Each person who owns a tattoo has a distinct reason behind getting it. Though the reasons can widely vary, there is still a prominent reason for doing such a dramatic and permanent thing to your body.
I personally think, from my own experience, that tattoos are like pictures. They catch a moment in time that one can reflect on-the owner can revisit a time when that particular piece of art signified something larger than life. The tattoos that I have represent more than just permanent ink stamped into skin; they represent a journey and moments in my life that are meaningful.
Over the last two decades, there has been a huge increase in popularity with tattoos. It is estimated that 40 percent of Americans between the ages of 18 and 25 currently have some type of body art done. Therefore, it is suspected that there are 30 to 40 million Americans today with tattoos, given the range of other age groups.
Though tattoos have gained a lot of popularity, tattoos normally have ill-conceived notions and false pretenses attached to them, especially when it comes to the “real world” and/or the work force.
Like other generations before them, these 30 to 40 million people need to, or will need to, work at some point during their lives. When social changes and trends affect the workplace, inevitable conflicts of interest and misunderstandings evolve between employees and employers. When individuals are expected to represent the public image and a branding identity of a business, employees are generally projected to conform to acceptable dress and grooming standards.

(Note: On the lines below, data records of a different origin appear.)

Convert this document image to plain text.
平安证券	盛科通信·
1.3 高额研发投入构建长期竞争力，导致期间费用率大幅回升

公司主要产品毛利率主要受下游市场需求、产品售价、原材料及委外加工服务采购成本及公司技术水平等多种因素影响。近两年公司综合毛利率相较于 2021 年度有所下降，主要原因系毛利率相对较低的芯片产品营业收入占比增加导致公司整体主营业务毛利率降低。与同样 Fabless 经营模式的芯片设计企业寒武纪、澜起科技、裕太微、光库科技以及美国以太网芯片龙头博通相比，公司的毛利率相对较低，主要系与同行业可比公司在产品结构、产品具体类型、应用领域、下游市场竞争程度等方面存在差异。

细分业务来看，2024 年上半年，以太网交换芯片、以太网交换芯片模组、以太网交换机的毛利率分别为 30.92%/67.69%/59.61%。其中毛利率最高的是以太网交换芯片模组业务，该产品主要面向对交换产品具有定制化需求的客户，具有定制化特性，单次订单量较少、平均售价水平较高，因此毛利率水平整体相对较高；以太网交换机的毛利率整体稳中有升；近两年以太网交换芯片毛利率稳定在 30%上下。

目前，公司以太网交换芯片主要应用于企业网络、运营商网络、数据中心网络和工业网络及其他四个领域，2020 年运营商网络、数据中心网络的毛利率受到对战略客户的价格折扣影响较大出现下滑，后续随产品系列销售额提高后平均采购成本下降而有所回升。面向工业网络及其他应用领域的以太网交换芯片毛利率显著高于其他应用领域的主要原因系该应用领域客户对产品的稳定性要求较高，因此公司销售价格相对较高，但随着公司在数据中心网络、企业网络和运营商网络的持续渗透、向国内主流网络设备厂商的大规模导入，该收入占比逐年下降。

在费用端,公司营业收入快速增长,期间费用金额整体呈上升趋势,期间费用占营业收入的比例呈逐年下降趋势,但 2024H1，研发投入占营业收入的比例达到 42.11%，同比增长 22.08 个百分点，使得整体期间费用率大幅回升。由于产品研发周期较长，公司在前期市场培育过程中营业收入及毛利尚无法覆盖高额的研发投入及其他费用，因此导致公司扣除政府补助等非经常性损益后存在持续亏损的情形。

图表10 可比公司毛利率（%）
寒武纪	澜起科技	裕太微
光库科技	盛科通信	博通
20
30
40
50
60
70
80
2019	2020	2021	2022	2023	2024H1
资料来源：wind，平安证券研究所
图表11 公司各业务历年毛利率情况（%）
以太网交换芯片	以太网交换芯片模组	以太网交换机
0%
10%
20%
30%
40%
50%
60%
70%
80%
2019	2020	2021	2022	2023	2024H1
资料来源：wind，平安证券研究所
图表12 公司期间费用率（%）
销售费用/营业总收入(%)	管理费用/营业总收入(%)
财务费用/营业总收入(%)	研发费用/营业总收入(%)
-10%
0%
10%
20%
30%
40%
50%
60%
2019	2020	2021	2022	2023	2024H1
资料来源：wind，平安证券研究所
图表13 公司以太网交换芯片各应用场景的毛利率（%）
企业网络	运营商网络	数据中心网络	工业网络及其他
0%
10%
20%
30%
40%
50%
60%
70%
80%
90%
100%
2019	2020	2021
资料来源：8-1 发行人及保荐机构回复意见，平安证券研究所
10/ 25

So where does that leave a younger generation with tattoos in trying to going into a higher class work force? Honestly, I can’t tell you. What I can say is that businesses, companies and other work areas will have to keep an open mind about this issue. To discriminate against someone who has tattoos, even though they might be the best possible candidates, is in no way right.
It’s a lot like discriminating against someone because of race, religious beliefs or political preference. It should not be tolerated.
While I highly doubt they’ll pass a “non-discriminating against tattoos” law, it is something that should be taken into consideration. When you have five candidates, four of which have tattoos, and the latter is a horrible candidate, how will employers abate the situation? Nevertheless, it is an issue that will either go one way or the other.
Tattoos are an ever-growing trend that I don’t see dying anytime soon. I truly believe that within the next decade the average of tattooed Americans will have increased significantly. So who’s to say that discriminating against people with tattoos will actually be a problem?
Whether you’re for tattoos or completely against them, they’re something that will have an increasing presence in American culture. My only advice to future tattoo participants is to choose wisely because, “a great tattoo is a statement, not a style. And getting it is a journey, not a destination.”